Indiscipline, with Jacques Rancière
“A discipline is always something other than an exploitation of this territory, and therefore a demonstration of an idea of knowledge [savoir]. And this idea of knowledge [savoir] should be understood as a regulation of the rapport between … [knowledge and ignorance]. It is a way of defining an idea of the thinkable, an idea of what the objects of knowledge themselves can think and know. It is therefore always a certain regulation of dissensus, of its dehiscence [écart] in relation to the ethical order, according to which a certain type of condition implies a certain type of thought. (…)
… a discipline is always much more than an ensemble of procedures which permit the thought of a given territory of objects. It is first the constitution of this territory itself, and therefore the establishment of a certain distribution of the thinkable. As such, it supposes a cut in the common fabric of manifestations of thought and language. The disciplines found their territory by establishing a dehiscence between what the phrases of the woodworker say and what they mean, between what the woodworker describes to us and the truth hidden behind the description. (…)
In-disciplinary thought… must practice a certain ignorance. It must ignore disciplinary boundaries to thereby restore their status as weapons in a dispute. This is what I have done, for example, in taking the phrases of the joiner [woodworker] out of their normal context. This normal context is that of social history, which treats them as expressions of the worker’s condition. I have taken a different path: these phrases do not describe a lived situation. They reinvent the relation between a situation and the forms of visibility and capacities of thought which are attached to it. Put differently, this narrative [récit] is a myth in the Platonic sense: it is an anti-Platonic myth, a counter-story of destiny. The Platonic myth prescribes a relationship of reciprocal confirmation between a condition and a thought. The counter-myth of the joiner breaks the circle. The indisciplinary procedure must thus create the textual and signifying space in which this relation of myth to myth is visible and thinkable. (…)
This implies another practice - an indisciplinary practice - of philosophy, of its relation to the human sciences … seiz[ing] the moment in which the philosophical pretension to found the order of discourse is reversed, becoming the declaration … of the arbitrary nature of this order. (…)
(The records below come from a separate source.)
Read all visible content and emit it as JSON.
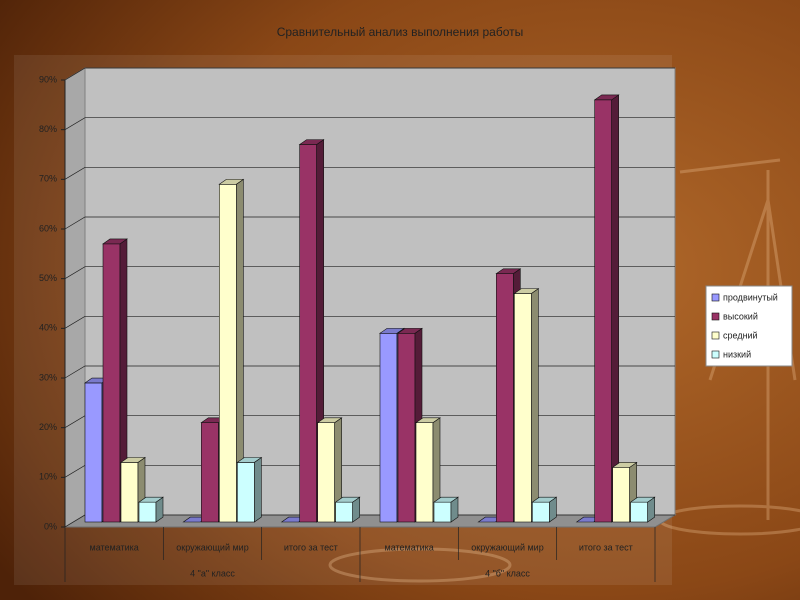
{
  "chart_data": {
    "type": "bar3d",
    "title": "Сравнительный анализ выполнения работы",
    "categories": [
      "математика",
      "окружающий мир",
      "итого за тест",
      "математика",
      "окружающий мир",
      "итого за тест"
    ],
    "category_groups": [
      "4 \"а\" класс",
      "4 \"б\" класс"
    ],
    "series": [
      {
        "name": "продвинутый",
        "color": "#9999ff",
        "values": [
          28,
          0,
          0,
          38,
          0,
          0
        ]
      },
      {
        "name": "высокий",
        "color": "#993366",
        "values": [
          56,
          20,
          76,
          38,
          50,
          85
        ]
      },
      {
        "name": "средний",
        "color": "#ffffcc",
        "values": [
          12,
          68,
          20,
          20,
          46,
          11
        ]
      },
      {
        "name": "низкий",
        "color": "#ccffff",
        "values": [
          4,
          12,
          4,
          4,
          4,
          4
        ]
      }
    ],
    "ylim": [
      0,
      90
    ],
    "yticks": [
      {
        "value": 0,
        "label": "0%"
      },
      {
        "value": 10,
        "label": "10%"
      },
      {
        "value": 20,
        "label": "20%"
      },
      {
        "value": 30,
        "label": "30%"
      },
      {
        "value": 40,
        "label": "40%"
      },
      {
        "value": 50,
        "label": "50%"
      },
      {
        "value": 60,
        "label": "60%"
      },
      {
        "value": 70,
        "label": "70%"
      },
      {
        "value": 80,
        "label": "80%"
      },
      {
        "value": 90,
        "label": "90%"
      }
    ],
    "grid": true,
    "legend": "right"
  }
}
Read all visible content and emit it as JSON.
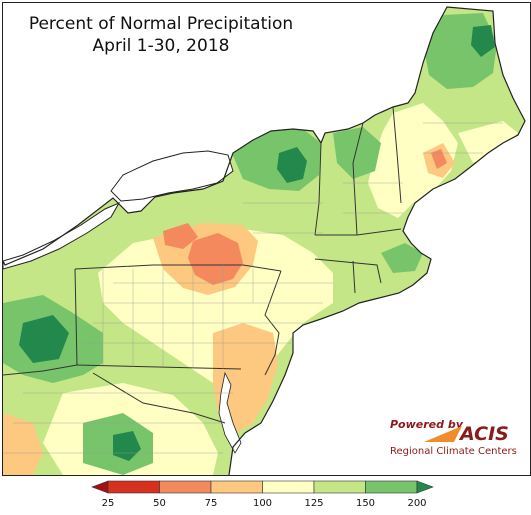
{
  "title": {
    "line1": "Percent of Normal Precipitation",
    "line2": "April 1-30, 2018"
  },
  "logo": {
    "powered_by": "Powered by",
    "name": "ACIS",
    "subtitle": "Regional Climate Centers"
  },
  "legend": {
    "ticks": [
      "25",
      "50",
      "75",
      "100",
      "125",
      "150",
      "200"
    ],
    "classes": [
      {
        "range": "<25",
        "color": "#a50f15"
      },
      {
        "range": "25-50",
        "color": "#d7301f"
      },
      {
        "range": "50-75",
        "color": "#f4895e"
      },
      {
        "range": "75-100",
        "color": "#fdc87f"
      },
      {
        "range": "100-125",
        "color": "#ffffc4"
      },
      {
        "range": "125-150",
        "color": "#c4e687"
      },
      {
        "range": "150-200",
        "color": "#78c46b"
      },
      {
        "range": ">200",
        "color": "#23884b"
      }
    ]
  },
  "colors": {
    "lake": "#ffffff",
    "land_base": "#c4e687",
    "boundary": "#555555"
  }
}
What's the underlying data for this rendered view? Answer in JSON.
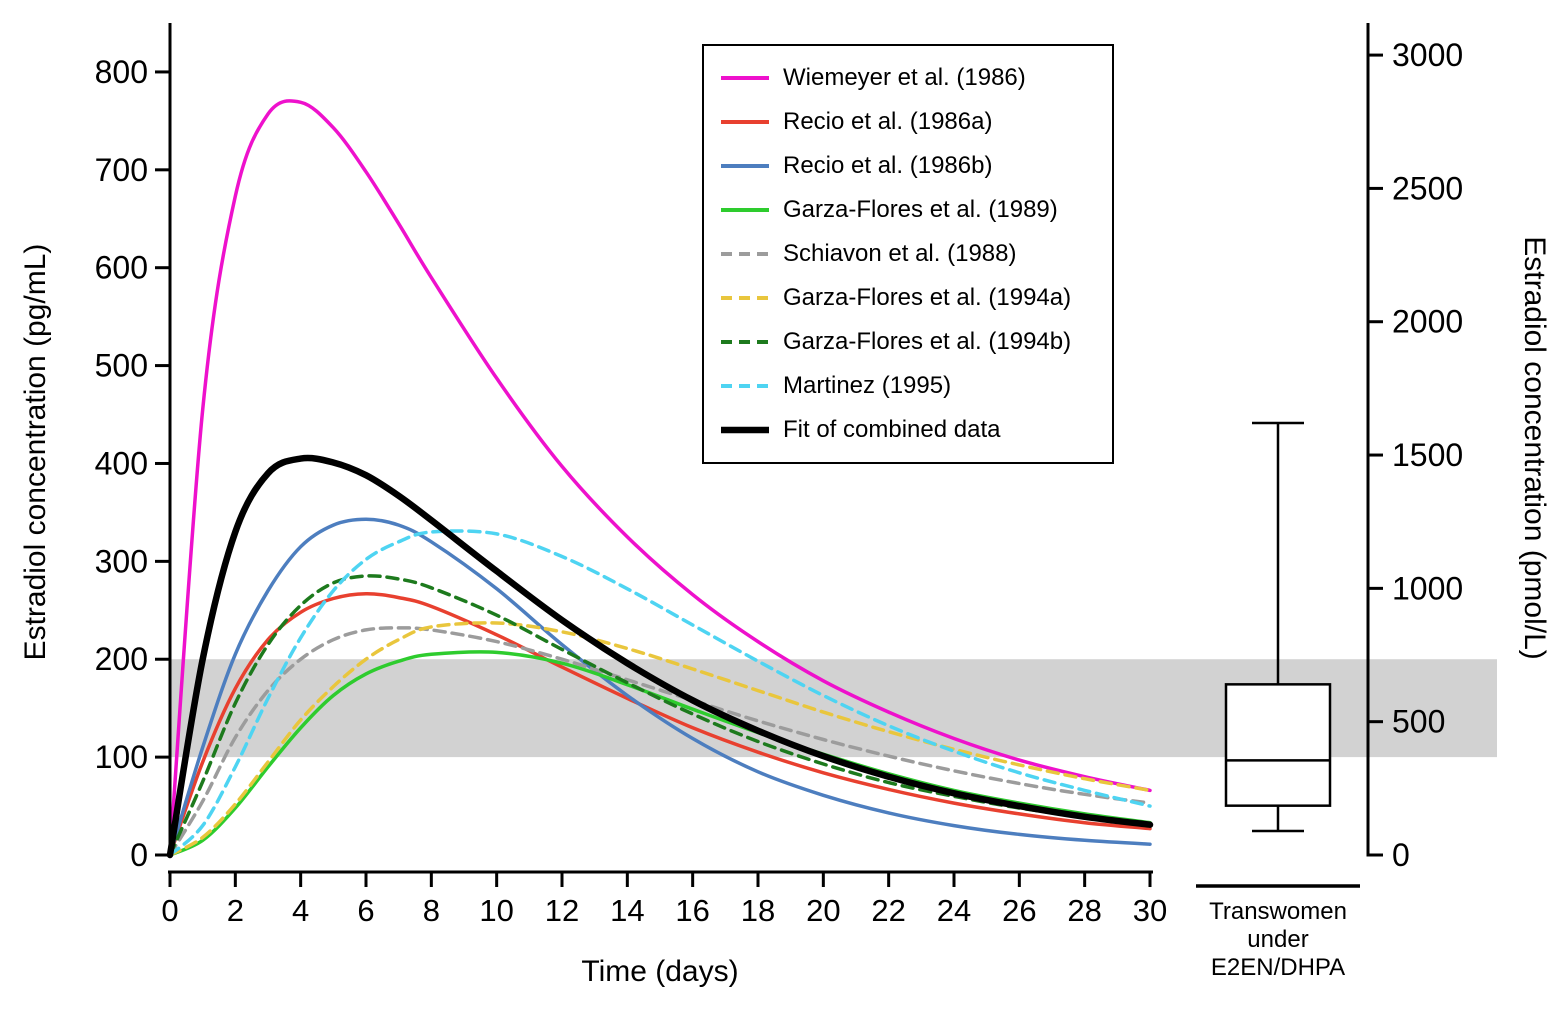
{
  "chart_data": {
    "type": "line",
    "title": "",
    "xlabel": "Time (days)",
    "ylabel_left": "Estradiol concentration (pg/mL)",
    "ylabel_right": "Estradiol concentration (pmol/L)",
    "xlim": [
      0,
      30
    ],
    "xticks": [
      0,
      2,
      4,
      6,
      8,
      10,
      12,
      14,
      16,
      18,
      20,
      22,
      24,
      26,
      28,
      30
    ],
    "ylim_left": [
      0,
      850
    ],
    "yticks_left": [
      0,
      100,
      200,
      300,
      400,
      500,
      600,
      700,
      800
    ],
    "ylim_right": [
      0,
      3120
    ],
    "yticks_right": [
      0,
      500,
      1000,
      1500,
      2000,
      2500,
      3000
    ],
    "pmol_per_pg": 3.671,
    "grid": "off",
    "legend_position": "top-center",
    "reference_band": {
      "low": 100,
      "high": 200,
      "color": "#d2d2d2"
    },
    "x": [
      0,
      1,
      2,
      3,
      4,
      5,
      6,
      7,
      8,
      10,
      12,
      14,
      16,
      18,
      20,
      22,
      24,
      26,
      28,
      30
    ],
    "series": [
      {
        "name": "Wiemeyer et al. (1986)",
        "color": "#ee11cc",
        "style": "solid",
        "width": 3.5,
        "values": [
          0,
          455,
          673,
          757,
          769,
          743,
          698,
          645,
          590,
          487,
          397,
          325,
          266,
          218,
          178,
          146,
          119,
          97,
          80,
          66
        ]
      },
      {
        "name": "Recio et al. (1986a)",
        "color": "#e8402f",
        "style": "solid",
        "width": 3.5,
        "values": [
          0,
          95,
          170,
          220,
          248,
          262,
          267,
          263,
          254,
          225,
          192,
          160,
          130,
          105,
          84,
          67,
          53,
          42,
          33,
          27
        ]
      },
      {
        "name": "Recio et al. (1986b)",
        "color": "#4d7ebf",
        "style": "solid",
        "width": 3.5,
        "values": [
          0,
          110,
          205,
          270,
          315,
          337,
          343,
          337,
          320,
          272,
          215,
          163,
          119,
          85,
          61,
          43,
          30,
          21,
          15,
          11
        ]
      },
      {
        "name": "Garza-Flores et al. (1989)",
        "color": "#2ecc2e",
        "style": "solid",
        "width": 3.5,
        "values": [
          0,
          15,
          48,
          90,
          130,
          163,
          185,
          198,
          205,
          207,
          196,
          174,
          149,
          125,
          103,
          83,
          66,
          53,
          42,
          33
        ]
      },
      {
        "name": "Schiavon et al. (1988)",
        "color": "#9c9c9c",
        "style": "dashed",
        "width": 3.5,
        "values": [
          0,
          55,
          120,
          168,
          200,
          220,
          230,
          232,
          230,
          218,
          200,
          179,
          158,
          137,
          118,
          101,
          86,
          73,
          62,
          53
        ]
      },
      {
        "name": "Garza-Flores et al. (1994a)",
        "color": "#e9c63d",
        "style": "dashed",
        "width": 3.5,
        "values": [
          0,
          18,
          52,
          95,
          138,
          172,
          200,
          220,
          233,
          237,
          228,
          211,
          190,
          168,
          146,
          126,
          108,
          92,
          78,
          66
        ]
      },
      {
        "name": "Garza-Flores et al. (1994b)",
        "color": "#1d7a1d",
        "style": "dashed",
        "width": 3.5,
        "values": [
          0,
          75,
          155,
          215,
          255,
          278,
          285,
          282,
          273,
          245,
          210,
          176,
          144,
          116,
          93,
          74,
          60,
          48,
          39,
          32
        ]
      },
      {
        "name": "Martinez (1995)",
        "color": "#4ed4f2",
        "style": "dashed",
        "width": 3.5,
        "values": [
          0,
          30,
          90,
          160,
          222,
          270,
          302,
          320,
          330,
          328,
          305,
          272,
          235,
          198,
          163,
          132,
          106,
          84,
          66,
          50
        ]
      },
      {
        "name": "Fit of combined data",
        "color": "#000000",
        "style": "solid",
        "width": 6.5,
        "values": [
          0,
          200,
          330,
          390,
          405,
          401,
          388,
          367,
          342,
          290,
          240,
          196,
          158,
          127,
          101,
          80,
          63,
          50,
          39,
          31
        ]
      }
    ],
    "boxplot": {
      "label_lines": [
        "Transwomen",
        "under",
        "E2EN/DHPA"
      ],
      "unit": "pmol/L",
      "whisker_low": 90,
      "q1": 185,
      "median": 355,
      "q3": 640,
      "whisker_high": 1620
    }
  }
}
… at the moment in which it [philosophy] wants to found its status as a discipline of disciplines, it produces this reversal: the foundation of foundation is a story. And philosophy says to those knowledges [savoir] who are certain of their methods: methods are recounted stories. This does not mean that they are null and void. It means that they are weapons in a war; they are not tools which facilitate the examination of a territory but weapons which serve to establish its always uncertain boundary.
There is no assured boundary separating the territory of sociology from that of philosophy of that of the historians from literature. No well-defined boundary separates the discourse of the woodworker who is the object of science from the discourse of science itself. After all is said and done, to trace these boundaries is to trace the boundary between those who have thought through this question and those who have not. This boundary is never traced other than in the form of a story. Only the language of stories can trace the boundary, forcing the aporia of absence of final reason from the reasons of the disciplines. (…)
The poetics of knowledges does not claim that the disciplines are false knowledges. It claims that they are disciplines, ways of intervening in the interminable war between ways of declaring what a body can do, in the interminable war between the reasons of equality and those of inequality. It does not claim that they are invalid because they tell stories. It claims that they must borrow their presentations of objects, their procedures for interaction and their forms of argument from language and common thought.”
- Jacques Rancière, trans. Jon Roffe, Thinking between disciplines: an aesthetics of knowledge, Parrhesia, No.1, 2006, pp.1-12.